The Arithmetic Mean – Geometric Mean (AM-GM) inequality is possibly one of my favourite inequalities (another is the Cauchy-Schwarz inequality, see a later #summerblogchallenge post for more details on this).
Earlier this week I was honoured to have received an envelope of goodies from Ed (@solvemymaths). Alongside the very cool mathematical Mr Men stickers, there was a note from Ed with a lovely geometric illustration of the AM-GM for two lengths \(a,b\).
In words, the AM-GM inequality states that the arithmetic mean of a set of (non-negative) numbers is always greater than or equal to the geometric mean of the set of numbers. More formally, the AM-GM inequality can be stated as follows: For a set of non-negative real numbers \(a_1,a_2,a_3,…,a_n\) the following inequality holds
\(\frac{a_{1}+a_{2}+a_{3}+ \cdots + a_{n}}{n} \geq \sqrt[n]{a_{1}a_{2}a_{3} \cdots a_{n}} \)
Example: For the set \(1,6,9,15\) the arithmetic mean is \(\frac{31}{4} = 7.75\) and the geometric mean is \(\sqrt[4]{810} \approx 5.3348 [\latex].
Proof: There are many different proofs of the AM-GM inequality.
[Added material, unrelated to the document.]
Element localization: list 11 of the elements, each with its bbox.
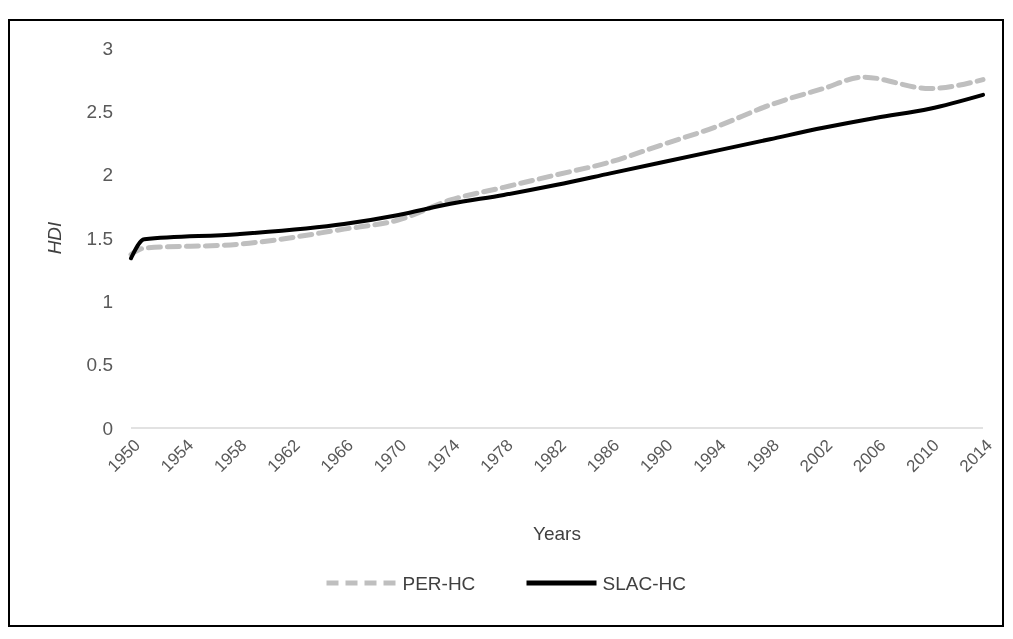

The excellent Art of Problem Solving website lists a few here . I particularly like the one using the rearrangement inequality as it is so concise.
The AM-GM inequality is often useful for questions on STEP and Maths Challenge papers, here is a typical question and a solution.
Question: Given that [latex]a,b,c\) are non-negative integers, show that
\((a+b)(b+c)(a+c) \geq 8abc\)
Solution: Given that \(a,b\) then applying the AM-GM inequality we have that
\(\begin{align} \frac{a+b}{2} &\geq \sqrt{ab} \\ a+b &\geq 2\sqrt{ab} \end{align} \)
Performing similar calculations with the other pairings we can obtain
\( \begin{align} b + c &\geq 2\sqrt{bc} \\ a+c &\geq \sqrt{ac} \end{align} \)
So, since the numbers involved are all positive we can multiply the inequalities to obtain
\( \begin{align} (a+b)(b+c)(a+c) &\geq 2\sqrt{ab}2\sqrt{bc}2\sqrt{ac} \\ &= 8\sqrt{abbcac} \\ &= 8\sqrt{a^2b^2c^2} \\ &=8abc \end{align} \)
as desired.
Can you come up with a nicer solution? Can you come up with similar questions?
The AM-GM inequality comes up in higher level maths too, a friend, Edward Hall of the University of Leicester has reminded me that it is used in a modified form when proving the continuous stability of the solutions to parabolic PDEs. He also mentioned that he has recently seen it used in a paper concerning Discontinuous Galerkin (more on these in the future) methods for quasilinear PDEs.